I've not heard of anyone attempting to run Swift as an LRU using the object-expirer feature.

I'm not sure how well this will work, and I don't want to discourage you!

Using fast-POST is definitely needed to even attempt something like this - but it's not the default behavior anymore - so I wanted to make sure you'd gotten at least that far. You can be sure it's working by uploading a really big object (2-5GB) and making a POST - if a response comes back in less than 5 seconds you've validated you've correctly configured fast-POST.

The .expiring_objects container's are being used like a queue. Every POST to update X-Delete-At will delete the old container entry for the delete marker and add a new one. From your description it sounds like this is happening for every request - that probably explains why your container servers are so busy - there's probably a lot of records in those db's. The expirier I think makes some unneeded backend delete object requests when trying to clean out the delete markers - I think that was a bug report once - not sure.

More workers is probably ok, less background process concurrency might lower load but may cost you in the consistency window. On the object server's specificaly you can also try threadpools.

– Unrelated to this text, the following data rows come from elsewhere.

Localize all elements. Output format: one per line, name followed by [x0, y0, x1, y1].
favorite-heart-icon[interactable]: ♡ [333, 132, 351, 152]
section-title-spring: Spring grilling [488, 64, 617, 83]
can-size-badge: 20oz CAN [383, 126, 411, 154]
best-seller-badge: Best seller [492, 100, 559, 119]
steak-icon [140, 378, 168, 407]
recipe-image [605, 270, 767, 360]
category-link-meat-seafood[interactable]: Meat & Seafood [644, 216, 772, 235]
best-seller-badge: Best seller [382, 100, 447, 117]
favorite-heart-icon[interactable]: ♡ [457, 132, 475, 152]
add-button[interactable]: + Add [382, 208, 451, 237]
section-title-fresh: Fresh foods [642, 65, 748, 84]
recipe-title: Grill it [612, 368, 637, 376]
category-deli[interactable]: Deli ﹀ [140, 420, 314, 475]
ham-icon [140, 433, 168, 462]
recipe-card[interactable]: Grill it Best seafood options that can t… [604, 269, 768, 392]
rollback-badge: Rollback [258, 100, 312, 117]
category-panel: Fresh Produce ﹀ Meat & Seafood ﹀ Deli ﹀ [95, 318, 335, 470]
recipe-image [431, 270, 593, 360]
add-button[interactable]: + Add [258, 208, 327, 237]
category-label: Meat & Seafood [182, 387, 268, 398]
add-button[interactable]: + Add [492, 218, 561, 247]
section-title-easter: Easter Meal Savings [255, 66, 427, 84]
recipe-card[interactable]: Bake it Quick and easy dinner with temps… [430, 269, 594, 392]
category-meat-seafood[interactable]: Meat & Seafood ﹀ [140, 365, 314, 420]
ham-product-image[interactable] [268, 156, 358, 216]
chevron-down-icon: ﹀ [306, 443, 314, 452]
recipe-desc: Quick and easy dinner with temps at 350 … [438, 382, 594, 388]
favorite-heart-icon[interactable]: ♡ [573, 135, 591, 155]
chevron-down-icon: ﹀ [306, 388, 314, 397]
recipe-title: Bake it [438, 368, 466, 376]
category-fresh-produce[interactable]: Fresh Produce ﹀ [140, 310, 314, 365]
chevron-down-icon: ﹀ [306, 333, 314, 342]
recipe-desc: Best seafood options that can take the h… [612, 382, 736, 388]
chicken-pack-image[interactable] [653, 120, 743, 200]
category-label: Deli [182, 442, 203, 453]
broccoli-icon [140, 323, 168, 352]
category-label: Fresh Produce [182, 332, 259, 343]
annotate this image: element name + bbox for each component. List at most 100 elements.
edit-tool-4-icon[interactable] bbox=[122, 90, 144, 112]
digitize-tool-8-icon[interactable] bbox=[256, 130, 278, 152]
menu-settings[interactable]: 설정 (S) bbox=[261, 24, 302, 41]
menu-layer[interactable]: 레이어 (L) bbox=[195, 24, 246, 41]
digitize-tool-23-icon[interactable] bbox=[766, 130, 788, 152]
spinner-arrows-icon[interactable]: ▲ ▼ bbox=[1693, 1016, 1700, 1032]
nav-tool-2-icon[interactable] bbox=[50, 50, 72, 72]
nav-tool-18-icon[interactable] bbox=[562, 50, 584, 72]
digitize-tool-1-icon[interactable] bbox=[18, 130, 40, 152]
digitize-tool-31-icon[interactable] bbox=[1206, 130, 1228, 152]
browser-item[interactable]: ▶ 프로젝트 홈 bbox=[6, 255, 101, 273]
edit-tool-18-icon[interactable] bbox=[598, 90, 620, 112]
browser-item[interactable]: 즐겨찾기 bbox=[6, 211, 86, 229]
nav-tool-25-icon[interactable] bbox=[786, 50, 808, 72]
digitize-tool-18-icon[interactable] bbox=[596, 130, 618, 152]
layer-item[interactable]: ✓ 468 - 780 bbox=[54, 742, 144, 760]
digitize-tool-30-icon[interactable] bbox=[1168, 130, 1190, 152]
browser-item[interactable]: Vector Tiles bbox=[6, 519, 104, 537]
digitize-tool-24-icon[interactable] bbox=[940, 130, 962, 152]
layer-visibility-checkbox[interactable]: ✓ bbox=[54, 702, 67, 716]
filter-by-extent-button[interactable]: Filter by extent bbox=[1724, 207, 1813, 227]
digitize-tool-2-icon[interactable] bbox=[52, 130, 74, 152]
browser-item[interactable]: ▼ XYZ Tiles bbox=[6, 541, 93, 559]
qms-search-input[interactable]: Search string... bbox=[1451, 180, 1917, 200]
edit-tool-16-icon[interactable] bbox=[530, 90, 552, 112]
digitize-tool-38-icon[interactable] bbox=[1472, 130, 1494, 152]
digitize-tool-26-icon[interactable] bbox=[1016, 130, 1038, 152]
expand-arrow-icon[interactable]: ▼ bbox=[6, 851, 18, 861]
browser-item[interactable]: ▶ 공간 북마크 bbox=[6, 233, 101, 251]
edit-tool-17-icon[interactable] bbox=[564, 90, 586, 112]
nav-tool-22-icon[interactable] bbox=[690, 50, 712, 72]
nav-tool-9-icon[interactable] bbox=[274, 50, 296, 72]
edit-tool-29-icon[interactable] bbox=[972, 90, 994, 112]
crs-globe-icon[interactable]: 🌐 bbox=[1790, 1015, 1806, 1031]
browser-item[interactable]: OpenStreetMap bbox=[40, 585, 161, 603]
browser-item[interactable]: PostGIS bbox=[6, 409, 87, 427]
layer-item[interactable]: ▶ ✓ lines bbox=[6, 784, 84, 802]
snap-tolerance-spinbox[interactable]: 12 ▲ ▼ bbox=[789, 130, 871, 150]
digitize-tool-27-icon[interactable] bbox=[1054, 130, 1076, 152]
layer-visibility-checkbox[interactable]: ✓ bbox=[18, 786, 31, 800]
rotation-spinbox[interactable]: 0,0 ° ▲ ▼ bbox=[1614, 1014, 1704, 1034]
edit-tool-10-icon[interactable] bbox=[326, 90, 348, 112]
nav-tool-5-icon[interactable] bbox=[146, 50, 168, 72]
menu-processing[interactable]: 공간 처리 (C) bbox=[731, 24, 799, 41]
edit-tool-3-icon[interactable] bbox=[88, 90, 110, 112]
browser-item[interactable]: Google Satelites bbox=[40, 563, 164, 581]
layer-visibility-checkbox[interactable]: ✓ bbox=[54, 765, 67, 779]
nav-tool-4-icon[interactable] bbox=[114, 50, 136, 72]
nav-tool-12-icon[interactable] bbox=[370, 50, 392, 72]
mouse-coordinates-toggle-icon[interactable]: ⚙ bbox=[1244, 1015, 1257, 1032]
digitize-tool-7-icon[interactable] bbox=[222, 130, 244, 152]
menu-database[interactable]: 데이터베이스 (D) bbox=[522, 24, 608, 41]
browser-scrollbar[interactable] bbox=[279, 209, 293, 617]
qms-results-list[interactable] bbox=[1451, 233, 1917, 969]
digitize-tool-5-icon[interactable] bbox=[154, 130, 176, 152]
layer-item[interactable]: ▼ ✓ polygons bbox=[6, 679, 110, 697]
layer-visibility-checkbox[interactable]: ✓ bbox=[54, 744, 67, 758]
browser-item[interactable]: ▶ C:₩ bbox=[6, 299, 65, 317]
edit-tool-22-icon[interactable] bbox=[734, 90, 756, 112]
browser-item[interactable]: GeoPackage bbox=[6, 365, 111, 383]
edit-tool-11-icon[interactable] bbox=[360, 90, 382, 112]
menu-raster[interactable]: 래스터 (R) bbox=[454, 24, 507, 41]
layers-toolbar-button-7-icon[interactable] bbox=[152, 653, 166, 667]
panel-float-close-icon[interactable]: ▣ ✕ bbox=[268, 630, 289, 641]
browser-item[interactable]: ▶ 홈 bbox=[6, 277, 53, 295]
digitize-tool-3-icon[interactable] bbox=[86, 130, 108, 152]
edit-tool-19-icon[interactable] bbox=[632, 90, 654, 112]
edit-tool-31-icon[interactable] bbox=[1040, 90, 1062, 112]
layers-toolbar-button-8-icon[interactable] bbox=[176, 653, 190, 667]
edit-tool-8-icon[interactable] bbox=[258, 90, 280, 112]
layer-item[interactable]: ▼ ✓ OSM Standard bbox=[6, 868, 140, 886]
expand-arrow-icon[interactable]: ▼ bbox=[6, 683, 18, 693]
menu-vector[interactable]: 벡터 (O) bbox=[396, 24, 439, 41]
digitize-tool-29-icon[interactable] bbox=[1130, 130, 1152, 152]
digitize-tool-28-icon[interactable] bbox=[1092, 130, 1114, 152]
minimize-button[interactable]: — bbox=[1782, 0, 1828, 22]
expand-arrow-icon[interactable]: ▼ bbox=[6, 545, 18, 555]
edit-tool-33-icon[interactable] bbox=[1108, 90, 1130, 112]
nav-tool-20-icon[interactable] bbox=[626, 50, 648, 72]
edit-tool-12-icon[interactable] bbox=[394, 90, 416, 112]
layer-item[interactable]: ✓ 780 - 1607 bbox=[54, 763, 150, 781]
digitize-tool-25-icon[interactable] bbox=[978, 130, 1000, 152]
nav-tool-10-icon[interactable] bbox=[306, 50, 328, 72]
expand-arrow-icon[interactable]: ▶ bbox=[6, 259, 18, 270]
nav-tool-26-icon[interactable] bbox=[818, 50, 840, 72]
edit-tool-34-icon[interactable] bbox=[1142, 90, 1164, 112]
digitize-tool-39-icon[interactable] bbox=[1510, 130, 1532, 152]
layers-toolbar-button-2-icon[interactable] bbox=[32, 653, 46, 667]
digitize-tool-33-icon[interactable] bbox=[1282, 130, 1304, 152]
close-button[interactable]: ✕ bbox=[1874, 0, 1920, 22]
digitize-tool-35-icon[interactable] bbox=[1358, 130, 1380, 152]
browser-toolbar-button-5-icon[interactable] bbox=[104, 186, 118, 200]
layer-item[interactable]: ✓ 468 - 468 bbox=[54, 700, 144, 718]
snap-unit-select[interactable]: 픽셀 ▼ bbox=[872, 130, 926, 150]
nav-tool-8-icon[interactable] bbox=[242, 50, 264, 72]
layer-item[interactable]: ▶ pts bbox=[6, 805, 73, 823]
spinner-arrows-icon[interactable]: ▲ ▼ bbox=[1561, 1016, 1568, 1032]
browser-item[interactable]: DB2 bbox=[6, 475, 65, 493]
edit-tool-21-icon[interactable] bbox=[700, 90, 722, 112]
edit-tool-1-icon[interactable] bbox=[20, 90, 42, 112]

But the expiring objects containers are probably causing the biggest load - I'd imagine there's quite a bit of contention in those db's. Look for "Lock" or "Timeout" in the container server and replicator logs. Are the container server's on SSD's? Are they on the same server's as the objects?

I like to get a single proxy process going without auth in the pipeline so I can poke at the system account directly with 'curl http://localhost:9000/v1/.expiring_objects -I'. A few HEAD requests could be very informative. You can also find the db's with swift-get-nodes /etc/swift/account.ring.gz .expiring_objects then you can sqlite3 -line <HASH>.db "select * from account_stat" to see the uncommitted stats anyway (messing with the .pending files is a bit more trouble).

One idea I had was you may want to turn your "expiring_objects_container_divisor" down to something crazy like 3600 or even 600!?